This marked the first time that a floor was established for regular employes and it represented the first time that specific details were established for using temporary employes. This is the same language found in Section 11.4 of the present contract.
In the 1985 negotiations, the Company unsuccessfully sought to delete paragraph 4 of this language and proposed language permitting the use of temporary employes in "any department", for "vacations, leaves of absences or shortages." In the 1987 negotiations, the Company unsuccessfully proposed language permitting the use of temporary employes when eighty-five (85) regular full-time employes were employed.
In the 1992 negotiations, the Union unsuccessfully sought contract language providing "Any temporary service employee who works sixty (60) days or longer, as agreed to between the Company and the Union, shall become a member of the Union and have seniority as of their first day of work."
The Union filed the present grievance on August 20, 1992, stating that the Company should "not call in temporary service people for any shift as we do not have an emergency. Fill all open positions with new hires." The Company replied that its hire of temporary employes was proper because it "reserves the right to determine when an 'emergency' situation requires call in temporary services."
In support of the grievance, the Union primarily argues that the Company over the years has been unsuccessful in trying to obtain "from the Union the broadest possible terms to allow it to use temporary help with as few restrictions as possible"; that the Company has violated the contract in at least three (3) respects; and that the Company violates the contract whenever it uses temporary employes for anything other than emergencies.
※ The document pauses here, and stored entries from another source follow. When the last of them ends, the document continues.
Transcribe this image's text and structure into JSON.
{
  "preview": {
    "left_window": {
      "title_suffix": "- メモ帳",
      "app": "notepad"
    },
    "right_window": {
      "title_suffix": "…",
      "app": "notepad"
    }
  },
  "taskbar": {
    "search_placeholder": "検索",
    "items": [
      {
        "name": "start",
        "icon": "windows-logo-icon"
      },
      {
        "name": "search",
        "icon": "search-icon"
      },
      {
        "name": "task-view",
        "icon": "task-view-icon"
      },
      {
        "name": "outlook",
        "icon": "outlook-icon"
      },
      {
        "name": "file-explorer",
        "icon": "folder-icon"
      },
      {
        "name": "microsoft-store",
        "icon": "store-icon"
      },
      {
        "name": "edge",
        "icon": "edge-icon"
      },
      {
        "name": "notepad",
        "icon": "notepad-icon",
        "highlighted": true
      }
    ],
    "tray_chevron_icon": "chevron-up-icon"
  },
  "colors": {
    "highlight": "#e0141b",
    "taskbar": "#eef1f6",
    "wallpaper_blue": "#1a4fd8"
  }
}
As a remedy, the Union does not seek any back pay, but only a prospective declaration delineating under what circumstances temporary employes can be hired.
The Company, in turn, maintains that "by consistent long-standing past practice, the term 'emergency' under Section 11.4 was clearly considered to apply to peak production scenarios related to advertising-related production products" and that, "emergency" must be defined in the same way as provided for in the 1978-1980 contract - i.e., "when employees are not available for work or not enough employees to do the available work." The Company further asserts that it properly used temporary employes here to fill in for the five (5) molding employes who were on leave and/or vacation, and that all five injection molding machines would have been out of production if it did not call in temporary employes.
The issue presented for resolution here is somewhat unusual because both parties agree that I should define the word "emergency", irrespective of the particular facts giving rise to the grievance so that they can better determine what are their respective rights and obligations.
Any such definition must recognize that fluctuating business needs make it impossible to always know ahead of time just how many employes are needed to handle whatever promotional point-of-purchase display business comes through the door. But at the same time, any such definition must take cognizance of the Union's legitimate concern that temporary employes not be used to circumvent the contract and the Company's concomitant obligation to hire a regular complement of employes. That is why the Union objected to the Company's claim in the 1992 negotiations that it was free to use temporary employes whenever it needed a "warm body".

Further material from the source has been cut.